自2019年12月中国武汉爆发冠状病毒病(COVID-19)以来,一场全球医疗危机已经出现1.实时逆转录聚合酶链反应(RT-PCR)目前被认为是新冠肺炎诊断的金标准方法。但RT-PCR方法存在许多局限性,除了耗时外,在不同临床样本中假阴性率较高2.胸部计算机断层扫描(CT)由于其高灵敏度和快速获取,已成为COVID-19诊断、预后评估和发现并发症的主要成像方式3.45.COVID-19肺炎胸部CT最常见表现为多灶性磨玻璃影(GGO),伴或不伴实变区,主要分布于外周、下叶和后部解剖区45.CT扫描有助于评估并发症、COVID-19受累程度和重症监护病房(ICU)入院风险。

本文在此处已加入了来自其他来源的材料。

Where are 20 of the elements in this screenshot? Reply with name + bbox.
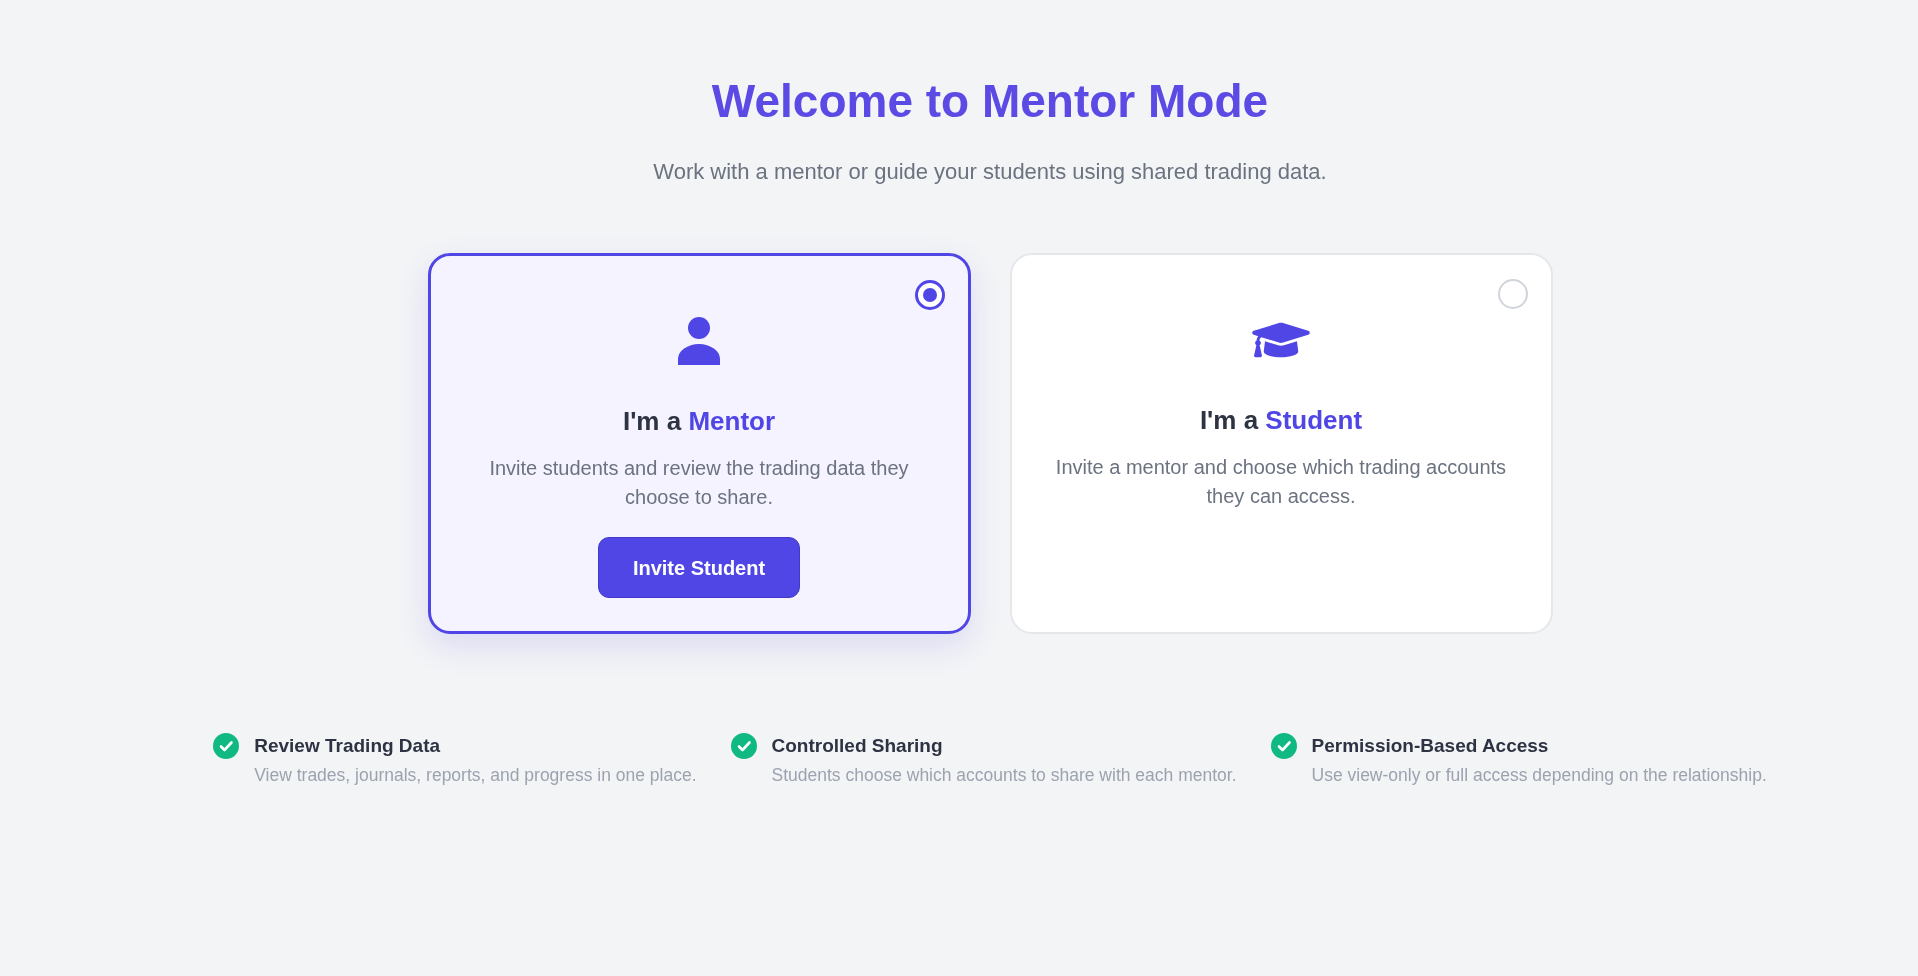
feature-title: Review Trading Data bbox=[254, 734, 442, 758]
check-circle-icon bbox=[1270, 733, 1297, 759]
role-card[interactable]: I'm a Mentor Invite students and review the trading data they choose to share. Invite Student bbox=[427, 253, 971, 634]
person-icon bbox=[678, 317, 720, 365]
feature-title: Permission-Based Access bbox=[1311, 734, 1550, 758]
card-description: Invite a mentor and choose which trading accounts they can access. bbox=[1054, 455, 1508, 509]
feature-title: Controlled Sharing bbox=[771, 734, 944, 758]
invite-student-button[interactable]: Invite Student bbox=[598, 537, 800, 598]
card-title: I'm a Mentor bbox=[622, 405, 776, 437]
role-card[interactable]: I'm a Student Invite a mentor and choose which trading accounts they can access. bbox=[1009, 253, 1553, 634]
card-description: Invite students and review the trading data they choose to share. bbox=[488, 456, 910, 510]
feature-description: Use view-only or full access depending on the relationship. bbox=[1311, 764, 1767, 787]
card-title: I'm a Student bbox=[1199, 404, 1363, 436]
check-circle-icon bbox=[730, 733, 757, 759]
feature-description: View trades, journals, reports, and progress in one place. bbox=[254, 764, 697, 787]
page-subtitle: Work with a mentor or guide your students using shared trading data. bbox=[653, 158, 1327, 186]
page-title: Welcome to Mentor Mode bbox=[711, 74, 1269, 129]
check-circle-icon bbox=[213, 733, 240, 759]
radio-button[interactable] bbox=[914, 280, 945, 310]
feature-description: Students choose which accounts to share with each mentor. bbox=[771, 764, 1237, 787]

在疫情期间广泛使用CT扫描作为疑似患者筛查工具的主要担忧是辐射暴露。在某些情况下,症状严重的患者在病程中需要进行多次胸部CT扫描。这些多次照射的累积效应可显著增加辐射剂量。研究6胸部CT扫描时对身体器官的投影辐射在甲状腺、肺、乳房和食道最高。由于她们更长的寿命,更高的剂量有效的乳腺组织和细胞增殖78在美国,儿童和年轻妇女更容易受到辐射照射损伤,患辐射后恶性肿瘤的风险增加。尽可能低(ALARA)9规则规定,当预期辐射时,暴露应保持在可达到的最低水平,以便最终扫描仍能提供合理的分辨率。

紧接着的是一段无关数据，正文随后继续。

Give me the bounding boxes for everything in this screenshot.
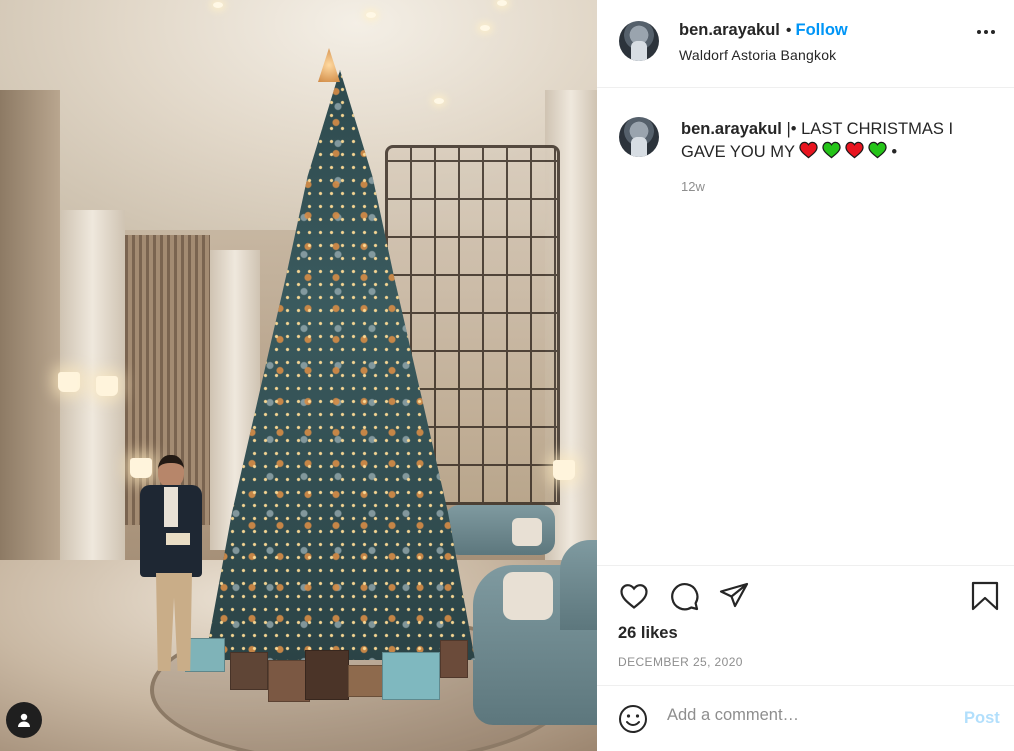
gift-box [230,652,268,690]
green-heart-emoji [822,141,841,159]
emoji-icon[interactable] [618,704,648,734]
post-caption: ben.arayakul |• LAST CHRISTMAS I GAVE YO… [681,118,981,164]
person-head [158,455,184,487]
caption-username[interactable]: ben.arayakul [681,120,782,138]
photo-lamp [58,372,80,392]
comment-icon[interactable] [668,580,700,612]
photo-lamp [553,460,575,480]
add-comment-bar: Post [597,685,1014,751]
photo-lamp [96,376,118,396]
ceiling-light [497,0,507,6]
gift-box [348,665,384,697]
follow-button[interactable]: Follow [796,21,848,40]
ceiling-light [366,12,376,18]
photo-wall [0,90,60,570]
photo-cushion [503,572,553,620]
comment-input[interactable] [667,706,937,725]
green-heart-emoji [868,141,887,159]
red-heart-emoji [845,141,864,159]
post-date[interactable]: DECEMBER 25, 2020 [618,655,743,669]
like-heart-icon[interactable] [618,580,650,612]
header-title-row: ben.arayakul • Follow [679,21,848,40]
post-photo[interactable] [0,0,597,751]
gift-box [268,660,310,702]
photo-armchair [560,540,597,630]
likes-count[interactable]: 26 likes [618,624,678,643]
separator-dot: • [785,21,792,39]
more-options-icon[interactable] [977,30,995,34]
comment-timestamp[interactable]: 12w [681,179,705,194]
ceiling-light [434,98,444,104]
caption-author-avatar[interactable] [619,117,659,157]
author-avatar[interactable] [619,21,659,61]
profile-icon [18,713,30,727]
person-in-photo [140,455,215,685]
gift-box [382,652,440,700]
gift-box [305,650,349,700]
caption-suffix: • [891,143,898,161]
post-header: ben.arayakul • Follow Waldorf Astoria Ba… [597,0,1014,88]
post-location[interactable]: Waldorf Astoria Bangkok [679,47,836,63]
post-side-panel: ben.arayakul • Follow Waldorf Astoria Ba… [597,0,1014,751]
ceiling-light [213,2,223,8]
share-icon[interactable] [718,580,750,612]
person-shirt [164,487,178,527]
tagged-profile-button[interactable] [6,702,42,738]
person-gift [166,533,190,545]
photo-cushion [512,518,542,546]
author-username[interactable]: ben.arayakul [679,21,780,40]
gift-box [440,640,468,678]
save-bookmark-icon[interactable] [969,580,1001,612]
post-comment-button[interactable]: Post [964,709,1000,728]
caption-hearts [799,141,891,161]
ceiling-light [480,25,490,31]
red-heart-emoji [799,141,818,159]
person-pants [156,573,192,671]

低剂量和超低剂量CT扫描(LDCT和ULDCT)在发现和随访肺结节和其他肺部病变方面的诊断准确性已经得到了证实10.与标准胸部CT相关的辐射剂量估计为7 mSv, LDCT方法降低到1-1.5 mSv, ULDCT方法低至0.3 mSv。低剂量方案的优点是辐射剂量减少80%以上。最近的研究11研究表明,在接受标准剂量CT扫描的患者中,DNA双链断裂和染色体损伤增加,而在接受低剂量CT扫描的患者中,对人类DNA没有影响。LDCT和ULDCT在肺炎患者的GGOs和实变检测中显示出显著的准确性12.由于GGO和实变是COVID-19最常见的CT表现,最近建议用LDCT和ULDCT取代标准CT扫描13作为减少COVID-19患者辐射暴露的解决方案。在一个回顾性研究中14LDCT迭代重建(IR)对COVID-19诊断的敏感性、特异性、阳性预测值、阴性预测值及准确率均在90%左右。结合其他临床发现,LDCT和ULDCT有可能取代标准剂量,用于评估患者,特别是孕妇和年轻女性,以及儿科人群,以减少辐射暴露15

尽管快速发现COVID-19阳性病例至关重要,但医生和卫生保健人员仍无法应对需要立即护理和治疗的患者人数不断增加。换句话说,胸科放射科专家可能无法在任何时候及时诊断阳性病例,不仅导致治疗延误,而且没有及时隔离的患者还会进一步传播病毒。最近的研究1617已经证明了人工智能(AI)模型在LDCT肺结节检测方面达到人类水平的能力。基于此,本研究旨在开发一个基于深度学习架构的人工智能模型,利用LDCT和ULDCT区分COVID-19与社区获得性肺炎(CAP)和正常病例。据我们所知,参考书18是唯一一项在基于人工智能的COVID-19分析中考虑LDCT的研究,通过模拟低剂量扫描的标准剂量扫描。然而,上述研究使用的是合成数据,即没有使用来自COVID-19个体的真实LDCT/ULDCT数据,也没有涉及疾病诊断,这是我们研究的主要重点。我们假设,基于LDCT和ULDCT扫描,人工智能在诊断COVID-19方面可以达到人类水平。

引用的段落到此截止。